Baku, Azerbaijan, Nov.21
By Leman Zeynalova – Trend:
The sharp decline in oil prices in recent weeks, which saw Brent crude fall from $85 per barrel (/bbl) at the beginning of November to $67/bbl currently, is the result of a slight slowing of global demand, Fitch Solutions Macro Research (a unit of Fitch Group) said in its report.
It is largely driven by stronger-than-expected supply from the US, Libya and Iraq, and unexpected waivers on Iranian sanctions that were provided to eight countries reliant on Iranian oil, such as India, Turkey and China, according to the company.
“From a technical perspective, trendline support comes in at $60-62/bbl, which suggests that oil prices should find support in the near term. Moreover, our core view is for oil prices to recover towards the end of the year and to average $74.5 /bbl in 2018 , with strength being sustained in the coming quarters as oil prices average $81/bbl in 2019. As such, we do not forecast a sustained correction in prices,” said the report.
However, Fitch Solutions believes that the recent decline in oil prices is both positive and negative for the global economy.
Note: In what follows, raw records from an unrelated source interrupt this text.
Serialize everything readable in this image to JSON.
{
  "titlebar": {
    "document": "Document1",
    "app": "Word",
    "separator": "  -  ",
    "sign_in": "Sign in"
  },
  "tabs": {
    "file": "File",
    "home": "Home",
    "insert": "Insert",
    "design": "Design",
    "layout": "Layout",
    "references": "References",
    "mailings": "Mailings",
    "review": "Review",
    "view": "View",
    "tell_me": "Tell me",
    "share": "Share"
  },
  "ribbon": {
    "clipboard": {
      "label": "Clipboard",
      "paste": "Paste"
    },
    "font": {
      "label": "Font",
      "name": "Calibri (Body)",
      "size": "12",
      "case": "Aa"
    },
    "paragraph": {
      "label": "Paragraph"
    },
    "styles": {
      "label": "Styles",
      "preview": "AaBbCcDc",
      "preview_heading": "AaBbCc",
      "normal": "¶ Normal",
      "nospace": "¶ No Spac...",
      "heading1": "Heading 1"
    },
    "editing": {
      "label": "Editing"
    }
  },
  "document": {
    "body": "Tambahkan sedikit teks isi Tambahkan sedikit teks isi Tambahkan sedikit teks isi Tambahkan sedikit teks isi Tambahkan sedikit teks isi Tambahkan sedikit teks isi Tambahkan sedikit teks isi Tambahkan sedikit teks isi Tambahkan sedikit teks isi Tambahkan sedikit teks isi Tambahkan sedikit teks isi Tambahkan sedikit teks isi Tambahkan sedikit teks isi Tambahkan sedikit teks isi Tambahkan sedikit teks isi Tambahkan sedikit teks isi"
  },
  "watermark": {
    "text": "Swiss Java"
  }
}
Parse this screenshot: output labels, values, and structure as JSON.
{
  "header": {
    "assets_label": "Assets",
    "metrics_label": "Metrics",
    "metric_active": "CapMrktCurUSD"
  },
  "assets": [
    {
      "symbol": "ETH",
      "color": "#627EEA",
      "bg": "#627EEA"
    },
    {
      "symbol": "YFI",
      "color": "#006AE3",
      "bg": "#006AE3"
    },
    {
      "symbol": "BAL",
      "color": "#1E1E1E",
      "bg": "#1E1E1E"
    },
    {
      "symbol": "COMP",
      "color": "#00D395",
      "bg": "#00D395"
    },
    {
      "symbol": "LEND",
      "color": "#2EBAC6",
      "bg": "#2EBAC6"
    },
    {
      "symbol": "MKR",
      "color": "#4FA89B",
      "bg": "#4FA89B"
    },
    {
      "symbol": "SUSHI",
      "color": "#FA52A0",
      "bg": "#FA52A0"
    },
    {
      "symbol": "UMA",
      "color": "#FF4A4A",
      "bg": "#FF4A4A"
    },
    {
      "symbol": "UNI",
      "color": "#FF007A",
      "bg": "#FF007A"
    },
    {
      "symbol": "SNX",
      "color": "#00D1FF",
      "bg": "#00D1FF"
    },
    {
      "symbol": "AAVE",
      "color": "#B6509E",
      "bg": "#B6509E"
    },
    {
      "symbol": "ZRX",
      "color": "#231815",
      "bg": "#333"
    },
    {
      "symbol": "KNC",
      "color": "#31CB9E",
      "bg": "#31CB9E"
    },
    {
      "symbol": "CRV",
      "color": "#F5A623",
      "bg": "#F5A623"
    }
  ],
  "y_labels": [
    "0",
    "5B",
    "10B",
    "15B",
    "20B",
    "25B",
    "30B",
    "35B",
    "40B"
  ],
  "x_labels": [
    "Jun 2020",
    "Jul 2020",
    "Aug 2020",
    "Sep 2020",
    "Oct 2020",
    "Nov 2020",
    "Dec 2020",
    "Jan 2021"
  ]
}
“On the positive side, lower oil prices improve the terms of trade and fiscal accounts, and help to mitigate inflationary pressures of importing countries, many of which have started to come under pressure in recent months. On the negative side, it weighs on the earnings of oil exporters and fiscal revenues, and is correlated with the manufacturing sector, which could be negative for growth,” the company believes.
The report shows that oil prices have risen substantially in local currency terms this year for a whole host of emerging economies, as rising oil prices were compounded by large currency sell-offs for many emerging markets.
“While oil prices are flat since the beg inning of the year in USD terms, they have risen strongly in Argentina, Turkey, India and South Africa - to name a few countries - when adjusted for local currencies. This suggests that economies that are overly reliant on oil imports will benefit via two channels: less pressure on their trade deficits and potentially lower pass-through inflationary pressures,” said the report.
The company analysts believe that while falling oil prices are good for energy importers, the opposite is also true.
“Countries that rely on oil exports, such as Saudi Arabia, Brazil, Colombia, Mexico and Malaysia, typically get hit from lower oil prices. Many of these countries are also suffering from weak investor sentiment and private sector investment, which, combined with lower oil prices, could put downside pressure on growth over the coming quarters. At the same time, these countries typically rely heavily on revenue from oil as a main source of taxes (about 90 percent in Saudi Arabia, 20 percent in Colombia, and about 14 percent in Malaysia and Mexico),” Fitch Solutions said.
As such, if sustained, lower oil prices would result in s lower exports, weaker investment and lower fiscal s pending by the government (or larger deficits ), which would put downside pressure on growth in major oil-exporting countries, according to the company.